Fuller v. Sockwell

The bill is filed to have a sale for division of certain land in which it is alleged that complainant owns a three-sixteenths interest and the three respondents the remaining interest. The land in question was the homestead of one Tom Fuller, upon whose death in 1905 it was vested in fee simple in his widow and seven minor children, under the homestead exemption statutes then in force. In 1917 and 1918, the widow, Mrs. C. A. Fuller, executed several mortgages on the place to complainant, who foreclosed the last one and himself purchased at the foreclosure sale. The interest of Mrs. Fuller thus acquired is the interest here asserted by complainant.

Respondents deny that complainant acquired any interest under and by virtue of said mortgage, because, as they claim, their *Page 526 mother sold and transferred her interest to her children by a parol agreement made with them immediately after their father's death, in consideration of their paying off a balance of the purchase price still due on the place. Conceding, without deciding, that the evidence shows a parol sale by Mrs.

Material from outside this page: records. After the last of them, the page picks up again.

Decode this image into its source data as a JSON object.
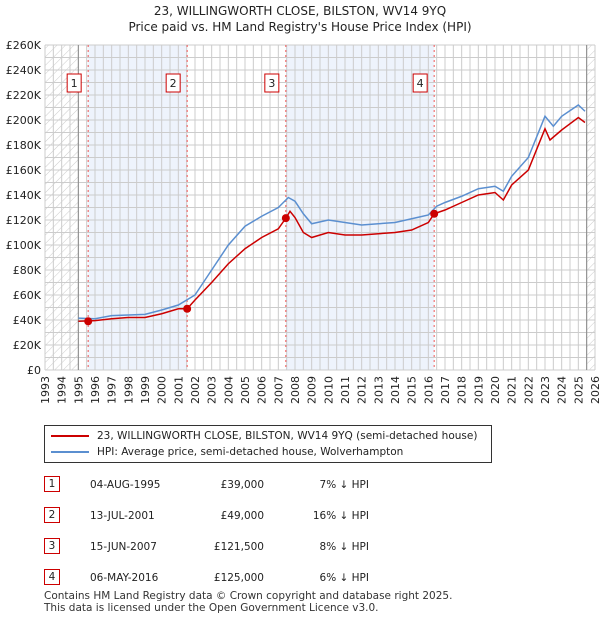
{
  "chart_data": {
    "type": "line",
    "title": "23, WILLINGWORTH CLOSE, BILSTON, WV14 9YQ",
    "subtitle": "Price paid vs. HM Land Registry's House Price Index (HPI)",
    "xlim": [
      1993,
      2026
    ],
    "ylim": [
      0,
      260000
    ],
    "x_ticks": [
      "1993",
      "1994",
      "1995",
      "1996",
      "1997",
      "1998",
      "1999",
      "2000",
      "2001",
      "2002",
      "2003",
      "2004",
      "2005",
      "2006",
      "2007",
      "2008",
      "2009",
      "2010",
      "2011",
      "2012",
      "2013",
      "2014",
      "2015",
      "2016",
      "2017",
      "2018",
      "2019",
      "2020",
      "2021",
      "2022",
      "2023",
      "2024",
      "2025",
      "2026"
    ],
    "y_ticks": [
      "£0",
      "£20K",
      "£40K",
      "£60K",
      "£80K",
      "£100K",
      "£120K",
      "£140K",
      "£160K",
      "£180K",
      "£200K",
      "£220K",
      "£240K",
      "£260K"
    ],
    "series": [
      {
        "name": "23, WILLINGWORTH CLOSE, BILSTON, WV14 9YQ (semi-detached house)",
        "color": "#cc0000",
        "x": [
          1995,
          1996,
          1997,
          1998,
          1999,
          2000,
          2001,
          2001.53,
          2002,
          2003,
          2004,
          2005,
          2006,
          2007,
          2007.45,
          2007.7,
          2008,
          2008.5,
          2009,
          2010,
          2011,
          2012,
          2013,
          2014,
          2015,
          2016,
          2016.35,
          2017,
          2018,
          2019,
          2020,
          2020.5,
          2021,
          2022,
          2023,
          2023.3,
          2024,
          2025,
          2025.4
        ],
        "y": [
          39000,
          39500,
          41000,
          42000,
          42000,
          45000,
          49000,
          49000,
          56000,
          70000,
          85000,
          97000,
          106000,
          113000,
          121500,
          127000,
          122000,
          110000,
          106000,
          110000,
          108000,
          108000,
          109000,
          110000,
          112000,
          118000,
          125000,
          128000,
          134000,
          140000,
          142000,
          136000,
          148000,
          160000,
          193000,
          184000,
          192000,
          202000,
          198000
        ]
      },
      {
        "name": "HPI: Average price, semi-detached house, Wolverhampton",
        "color": "#5b8fd0",
        "x": [
          1995,
          1996,
          1997,
          1998,
          1999,
          2000,
          2001,
          2002,
          2003,
          2004,
          2005,
          2006,
          2007,
          2007.6,
          2008,
          2008.5,
          2009,
          2010,
          2011,
          2012,
          2013,
          2014,
          2015,
          2016,
          2016.5,
          2017,
          2018,
          2019,
          2020,
          2020.5,
          2021,
          2022,
          2023,
          2023.5,
          2024,
          2025,
          2025.4
        ],
        "y": [
          41500,
          41000,
          43500,
          44000,
          44500,
          48000,
          52000,
          60000,
          80000,
          100000,
          115000,
          123000,
          130000,
          138000,
          135000,
          125000,
          117000,
          120000,
          118000,
          116000,
          117000,
          118000,
          121000,
          124000,
          131000,
          134000,
          139000,
          145000,
          147000,
          143000,
          155000,
          170000,
          203000,
          195000,
          203000,
          212000,
          207000
        ]
      }
    ],
    "sales": [
      {
        "n": "1",
        "date": "04-AUG-1995",
        "x": 1995.59,
        "price": "£39,000",
        "value": 39000,
        "hpi": "7% ↓ HPI"
      },
      {
        "n": "2",
        "date": "13-JUL-2001",
        "x": 2001.53,
        "price": "£49,000",
        "value": 49000,
        "hpi": "16% ↓ HPI"
      },
      {
        "n": "3",
        "date": "15-JUN-2007",
        "x": 2007.45,
        "price": "£121,500",
        "value": 121500,
        "hpi": "8% ↓ HPI"
      },
      {
        "n": "4",
        "date": "06-MAY-2016",
        "x": 2016.35,
        "price": "£125,000",
        "value": 125000,
        "hpi": "6% ↓ HPI"
      }
    ],
    "data_start": 1995,
    "data_end": 2025.5,
    "legend_placement": "below"
  },
  "footer": {
    "line1": "Contains HM Land Registry data © Crown copyright and database right 2025.",
    "line2": "This data is licensed under the Open Government Licence v3.0."
  }
}
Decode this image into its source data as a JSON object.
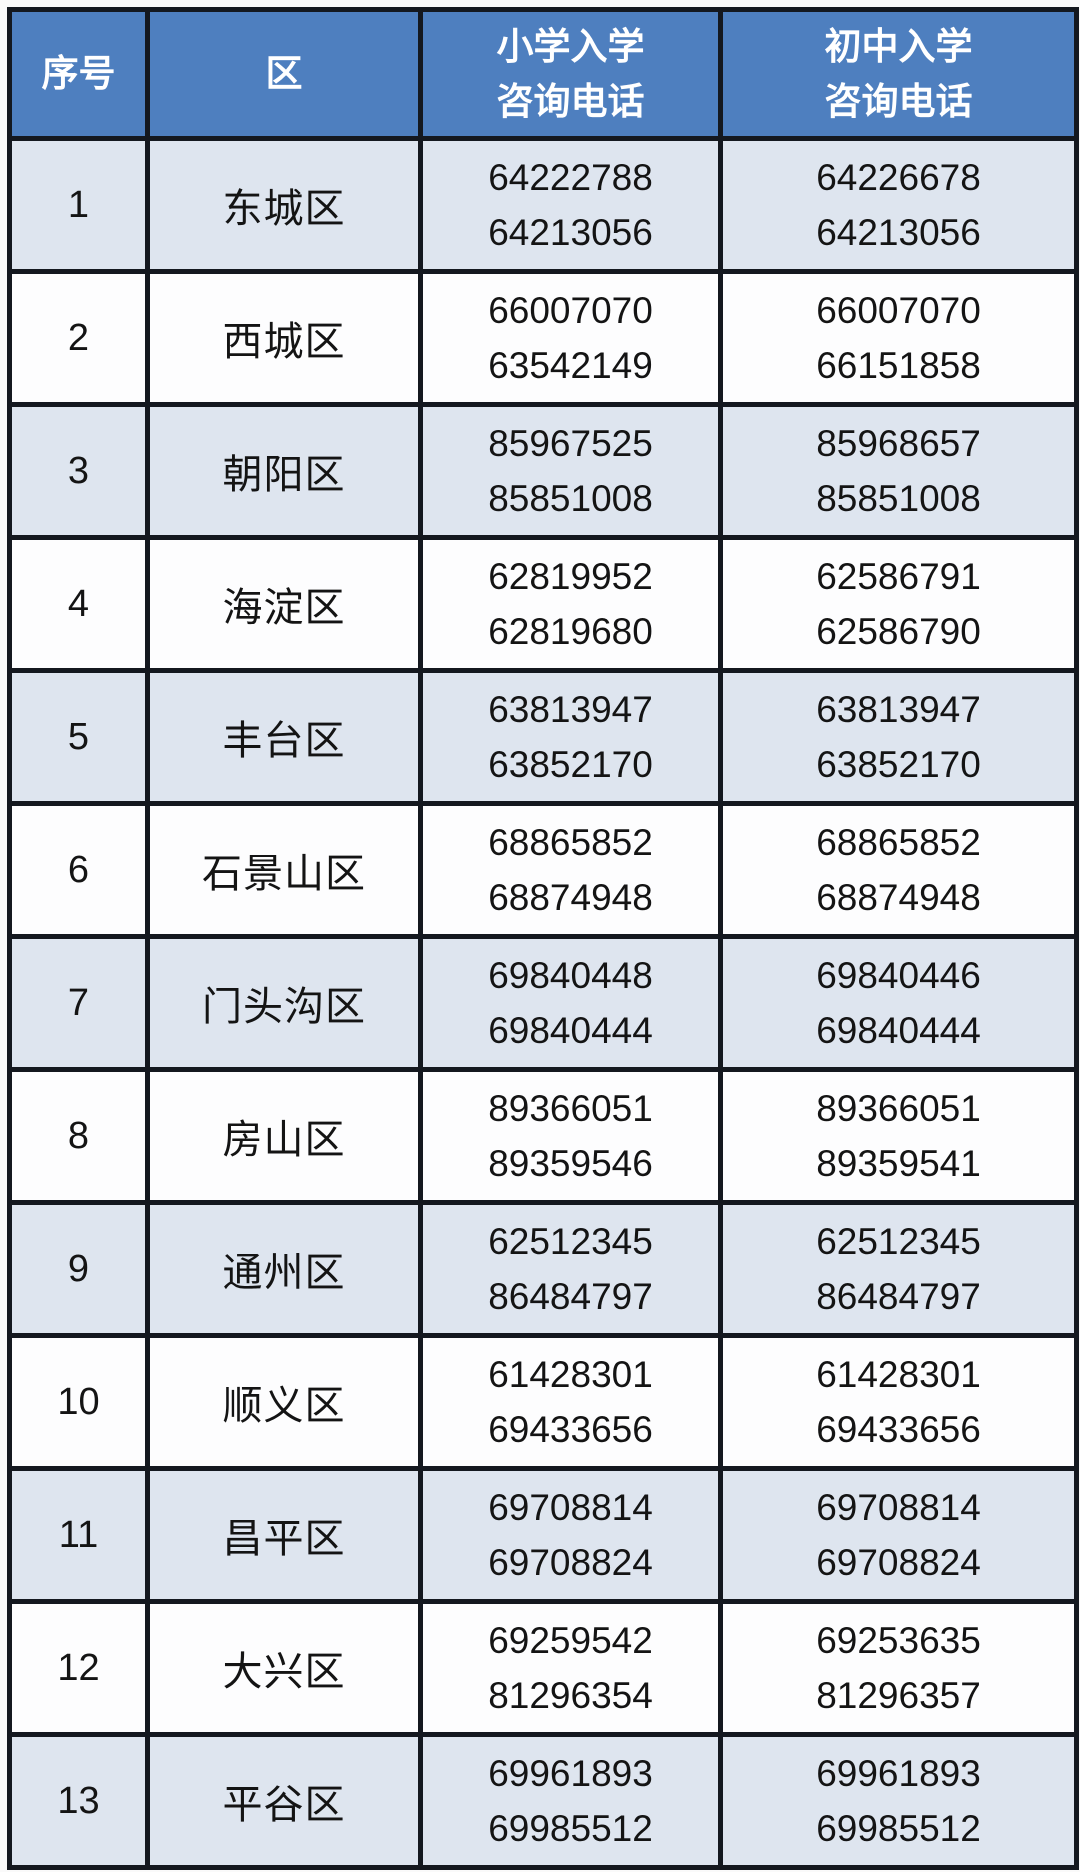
{
  "header": {
    "index": "序号",
    "district": "区",
    "primary": [
      "小学入学",
      "咨询电话"
    ],
    "middle": [
      "初中入学",
      "咨询电话"
    ]
  },
  "colors": {
    "header_bg": "#4e7fbf",
    "header_text": "#ffffff",
    "alt_row_bg": "#dee5ef",
    "plain_row_bg": "#fdfdfe",
    "border": "#14181f"
  },
  "rows": [
    {
      "no": "1",
      "district": "东城区",
      "primary": [
        "64222788",
        "64213056"
      ],
      "middle": [
        "64226678",
        "64213056"
      ]
    },
    {
      "no": "2",
      "district": "西城区",
      "primary": [
        "66007070",
        "63542149"
      ],
      "middle": [
        "66007070",
        "66151858"
      ]
    },
    {
      "no": "3",
      "district": "朝阳区",
      "primary": [
        "85967525",
        "85851008"
      ],
      "middle": [
        "85968657",
        "85851008"
      ]
    },
    {
      "no": "4",
      "district": "海淀区",
      "primary": [
        "62819952",
        "62819680"
      ],
      "middle": [
        "62586791",
        "62586790"
      ]
    },
    {
      "no": "5",
      "district": "丰台区",
      "primary": [
        "63813947",
        "63852170"
      ],
      "middle": [
        "63813947",
        "63852170"
      ]
    },
    {
      "no": "6",
      "district": "石景山区",
      "primary": [
        "68865852",
        "68874948"
      ],
      "middle": [
        "68865852",
        "68874948"
      ]
    },
    {
      "no": "7",
      "district": "门头沟区",
      "primary": [
        "69840448",
        "69840444"
      ],
      "middle": [
        "69840446",
        "69840444"
      ]
    },
    {
      "no": "8",
      "district": "房山区",
      "primary": [
        "89366051",
        "89359546"
      ],
      "middle": [
        "89366051",
        "89359541"
      ]
    },
    {
      "no": "9",
      "district": "通州区",
      "primary": [
        "62512345",
        "86484797"
      ],
      "middle": [
        "62512345",
        "86484797"
      ]
    },
    {
      "no": "10",
      "district": "顺义区",
      "primary": [
        "61428301",
        "69433656"
      ],
      "middle": [
        "61428301",
        "69433656"
      ]
    },
    {
      "no": "11",
      "district": "昌平区",
      "primary": [
        "69708814",
        "69708824"
      ],
      "middle": [
        "69708814",
        "69708824"
      ]
    },
    {
      "no": "12",
      "district": "大兴区",
      "primary": [
        "69259542",
        "81296354"
      ],
      "middle": [
        "69253635",
        "81296357"
      ]
    },
    {
      "no": "13",
      "district": "平谷区",
      "primary": [
        "69961893",
        "69985512"
      ],
      "middle": [
        "69961893",
        "69985512"
      ]
    }
  ]
}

Fuller to her children which was sufficiently executed to pass to them an equitable title under the statute of frauds, yet that transaction cannot affect the complainant, who was a purchaser for value under his mortgage.

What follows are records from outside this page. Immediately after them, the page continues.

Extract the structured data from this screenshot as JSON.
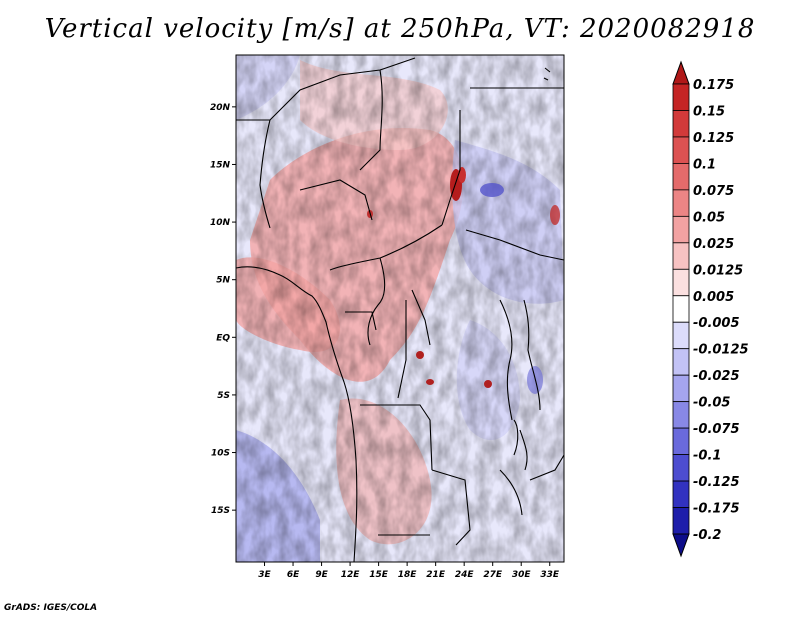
{
  "title": "Vertical velocity [m/s] at 250hPa, VT: 2020082918",
  "credit": "GrADS: IGES/COLA",
  "map": {
    "variable": "Vertical velocity",
    "units": "m/s",
    "level": "250hPa",
    "valid_time": "2020082918",
    "lon_range": [
      0,
      34.5
    ],
    "lat_range": [
      -19.5,
      24.5
    ],
    "lat_ticks": [
      {
        "value": 20,
        "label": "20N"
      },
      {
        "value": 15,
        "label": "15N"
      },
      {
        "value": 10,
        "label": "10N"
      },
      {
        "value": 5,
        "label": "5N"
      },
      {
        "value": 0,
        "label": "EQ"
      },
      {
        "value": -5,
        "label": "5S"
      },
      {
        "value": -10,
        "label": "10S"
      },
      {
        "value": -15,
        "label": "15S"
      }
    ],
    "lon_ticks": [
      {
        "value": 3,
        "label": "3E"
      },
      {
        "value": 6,
        "label": "6E"
      },
      {
        "value": 9,
        "label": "9E"
      },
      {
        "value": 12,
        "label": "12E"
      },
      {
        "value": 15,
        "label": "15E"
      },
      {
        "value": 18,
        "label": "18E"
      },
      {
        "value": 21,
        "label": "21E"
      },
      {
        "value": 24,
        "label": "24E"
      },
      {
        "value": 27,
        "label": "27E"
      },
      {
        "value": 30,
        "label": "30E"
      },
      {
        "value": 33,
        "label": "33E"
      }
    ]
  },
  "colorbar": {
    "levels": [
      "0.175",
      "0.15",
      "0.125",
      "0.1",
      "0.075",
      "0.05",
      "0.025",
      "0.0125",
      "0.005",
      "-0.005",
      "-0.0125",
      "-0.025",
      "-0.05",
      "-0.075",
      "-0.1",
      "-0.125",
      "-0.175",
      "-0.2"
    ],
    "colors": [
      "#b01818",
      "#c42424",
      "#d23a3a",
      "#dc5252",
      "#e46b6b",
      "#ec8585",
      "#f2a2a2",
      "#f7c2c2",
      "#fbe0e0",
      "#ffffff",
      "#dcdcfb",
      "#c2c2f5",
      "#a5a5ee",
      "#8888e6",
      "#6a6adc",
      "#4d4dd0",
      "#3232c0",
      "#1e1eaa",
      "#0d0d8a"
    ]
  }
}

It is true that actual possession by a purchaser of land is ordinarily sufficient notice to all the world of his claim of title. Griffin v. Hall, 111 Ala. 601, 20 So. 485. But this rule cannot be applied to a parol or unrecorded sale by a tenant in common to his cotenant, since each tenant is entitled to possession, and possession by one or more of the tenants gives no warning that other cotenants have been ousted or divested of their interest.

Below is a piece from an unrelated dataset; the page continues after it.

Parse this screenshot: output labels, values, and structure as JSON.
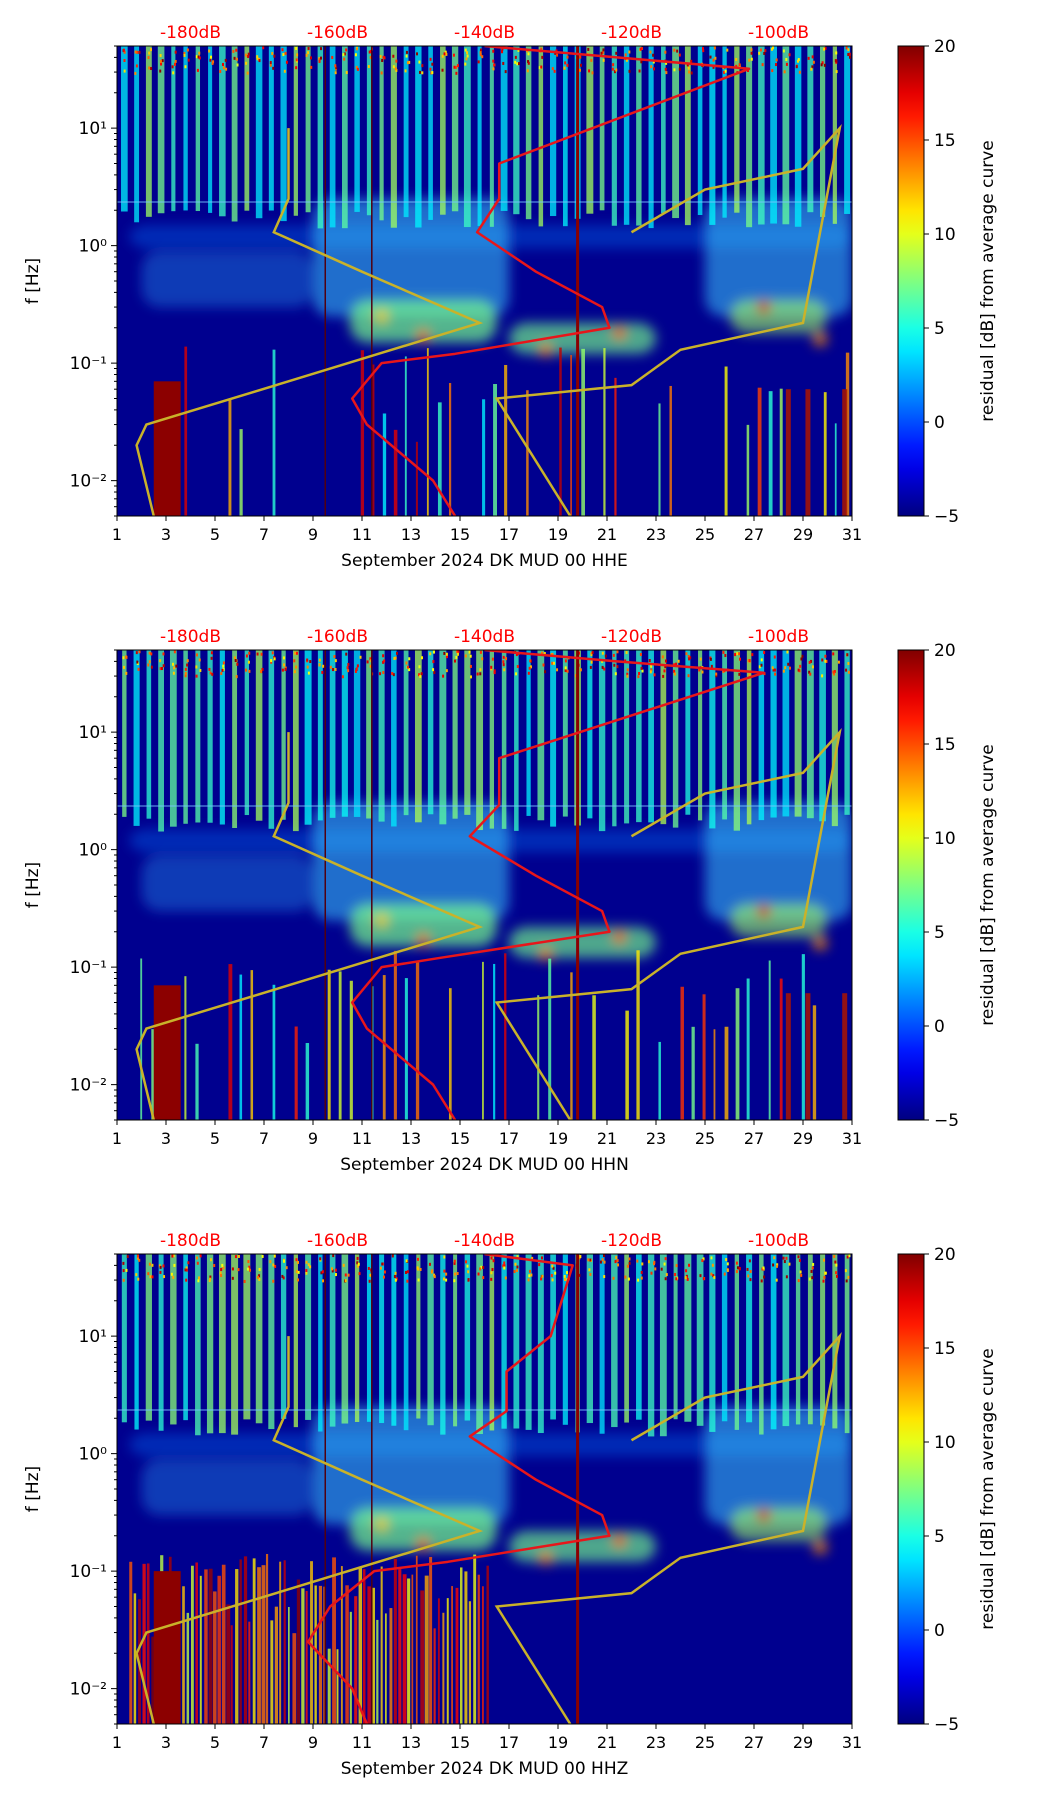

Moreover, the evidence shows without dispute that Mrs. Fuller continued in possession after her alleged sale just as she had done before, and that as late as 1917-18 she was leasing the place and controlling the rents exactly as if she were the owner. The fact that she had a private understanding with her children, that her possession was permissive and under their authority, cannot affect complainant unless he had notice of it; and there is not the slightest evidence that he had any such notice.

Under the evidence the trial court could not do other than grant the relief prayed for, and the decree will be affirmed.

Affirmed.

ANDERSON, C. J., and McCLELLAN and THOMAS, JJ., concur.